Eugenia se sienta mientras el bus recorre la ciudad lentamente, hay un tráfico insoportable, hace calor, le duele mucho su vientre, está inflamada, incómoda, sumamente triste, a nadie le gusta abortar, a nadie le gusta abrir las piernas en un cuarto secreto a que le metan artefactos en la vagina fríos de soledad y de culpa, objetos que hacen doler, que lastiman para siempre. A nadie le gusta deshacerse de nada pero hay momentos en la vida en que Eugenia ha tenido que tomar decisiones duras. Esta es una de ellas. Ella no nació con el privilegio de muchas como la hija de su jefa, que pudo pagar un aborto seguro, con la ayuda de la fundación que apadrina la Iglesia de la comunidad donde viven, que se entiende con algunos médicos de clínicas renombradas, que pudo tomar los medicamentos adecuados para que su cuerpo volviera a la normalidad, que es un secreto a voces entre los vecinos, que no es pecado para ellos mientras no lo puedan comprobar. Ella sabe que el pecado es el de los pobres, como ella, que no tienen derecho a equivocarse, pero tienen todas las garantías de ser violados y abandonados. Ella sabe que de conservar el embarazo pudo haber dado a luz en la calle o en una camilla sin sabanas que sostuvieran con calor a su sexto hijo, así paso con los que sí le nacieron. Eugenia sabe que su vida no vale nada, apenas esos 200 dólares que tardará unos cuantos meses en pagar. Eso vale.

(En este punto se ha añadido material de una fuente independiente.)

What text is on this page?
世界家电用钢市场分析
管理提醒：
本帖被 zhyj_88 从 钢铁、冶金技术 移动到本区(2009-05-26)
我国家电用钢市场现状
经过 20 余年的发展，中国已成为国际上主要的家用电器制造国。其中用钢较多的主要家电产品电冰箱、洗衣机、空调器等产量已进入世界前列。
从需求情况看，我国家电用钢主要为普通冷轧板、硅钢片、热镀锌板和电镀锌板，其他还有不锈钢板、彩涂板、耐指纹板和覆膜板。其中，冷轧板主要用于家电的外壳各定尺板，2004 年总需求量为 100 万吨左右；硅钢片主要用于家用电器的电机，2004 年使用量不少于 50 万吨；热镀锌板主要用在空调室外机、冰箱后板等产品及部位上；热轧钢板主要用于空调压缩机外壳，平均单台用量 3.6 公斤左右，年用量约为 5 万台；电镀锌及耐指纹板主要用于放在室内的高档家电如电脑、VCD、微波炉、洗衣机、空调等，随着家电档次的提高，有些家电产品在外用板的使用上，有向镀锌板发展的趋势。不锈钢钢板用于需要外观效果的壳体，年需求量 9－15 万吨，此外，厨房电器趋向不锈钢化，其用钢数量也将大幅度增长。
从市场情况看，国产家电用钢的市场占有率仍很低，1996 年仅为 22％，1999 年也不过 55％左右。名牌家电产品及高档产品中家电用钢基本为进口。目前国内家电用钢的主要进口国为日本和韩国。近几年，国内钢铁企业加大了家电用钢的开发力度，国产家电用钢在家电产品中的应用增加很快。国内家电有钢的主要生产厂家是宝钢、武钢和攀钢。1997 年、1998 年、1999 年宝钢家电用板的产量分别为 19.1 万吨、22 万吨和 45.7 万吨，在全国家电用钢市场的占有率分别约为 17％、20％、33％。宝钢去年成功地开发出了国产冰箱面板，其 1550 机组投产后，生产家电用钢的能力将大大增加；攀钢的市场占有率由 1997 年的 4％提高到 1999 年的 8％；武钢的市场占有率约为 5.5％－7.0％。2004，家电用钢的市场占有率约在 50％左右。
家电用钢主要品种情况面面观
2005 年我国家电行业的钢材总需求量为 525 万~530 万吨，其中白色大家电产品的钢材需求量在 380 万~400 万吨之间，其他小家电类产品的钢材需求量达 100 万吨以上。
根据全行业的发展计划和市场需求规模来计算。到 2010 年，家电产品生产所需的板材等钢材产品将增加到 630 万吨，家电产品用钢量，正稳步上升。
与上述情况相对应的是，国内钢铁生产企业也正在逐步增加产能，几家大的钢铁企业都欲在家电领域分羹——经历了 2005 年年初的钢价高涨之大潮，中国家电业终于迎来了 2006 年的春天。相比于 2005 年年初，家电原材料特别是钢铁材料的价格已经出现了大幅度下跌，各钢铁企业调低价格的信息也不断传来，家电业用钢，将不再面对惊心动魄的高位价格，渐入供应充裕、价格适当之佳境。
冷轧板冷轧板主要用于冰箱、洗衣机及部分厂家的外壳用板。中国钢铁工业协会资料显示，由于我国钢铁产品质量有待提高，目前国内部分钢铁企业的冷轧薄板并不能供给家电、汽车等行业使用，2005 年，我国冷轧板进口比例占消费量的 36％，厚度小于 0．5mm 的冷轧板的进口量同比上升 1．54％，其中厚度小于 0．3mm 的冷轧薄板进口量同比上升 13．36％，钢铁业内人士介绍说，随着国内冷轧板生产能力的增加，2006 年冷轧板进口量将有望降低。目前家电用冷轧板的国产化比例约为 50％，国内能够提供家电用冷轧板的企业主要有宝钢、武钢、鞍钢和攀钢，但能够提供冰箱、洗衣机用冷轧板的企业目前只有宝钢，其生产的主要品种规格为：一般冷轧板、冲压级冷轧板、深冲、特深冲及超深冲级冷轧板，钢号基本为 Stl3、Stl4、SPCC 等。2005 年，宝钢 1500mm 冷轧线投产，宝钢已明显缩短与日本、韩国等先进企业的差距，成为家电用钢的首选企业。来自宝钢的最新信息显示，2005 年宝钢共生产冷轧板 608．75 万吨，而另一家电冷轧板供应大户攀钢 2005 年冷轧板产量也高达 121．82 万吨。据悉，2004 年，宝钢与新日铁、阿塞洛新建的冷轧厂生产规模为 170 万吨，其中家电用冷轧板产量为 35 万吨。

Llora muchísimo en el camino, pero se ha convencido que es lo mejor que ha podido hacer, ha corrido con suerte hoy, no está muerta ni se ha desangrado, en unos días quizás su vientre no haya sufrido alguna infección y sus órganos no hayan padecido una destrucción definitiva. Al acercarse a su trabajo, ve cómo Marina, la hija de su jefa, se baja de un auto que tiene una calcomanía atrás que dice “Amemos la vida, no al aborto”. Se baja del transporte, pide su jugo de frutas en la esquina, entra al edificio, se pone su uniforme, y se pone a trabajar. A pesar de lo “ilegal”, Eugenia sabe que no ha matado a nadie y que se ha salvado de otros retos. Eugenia sabe que se arriesgó demasiado pero al menos seguirá vida. Tendrá vida. La que le toca, no tiene derecho a más.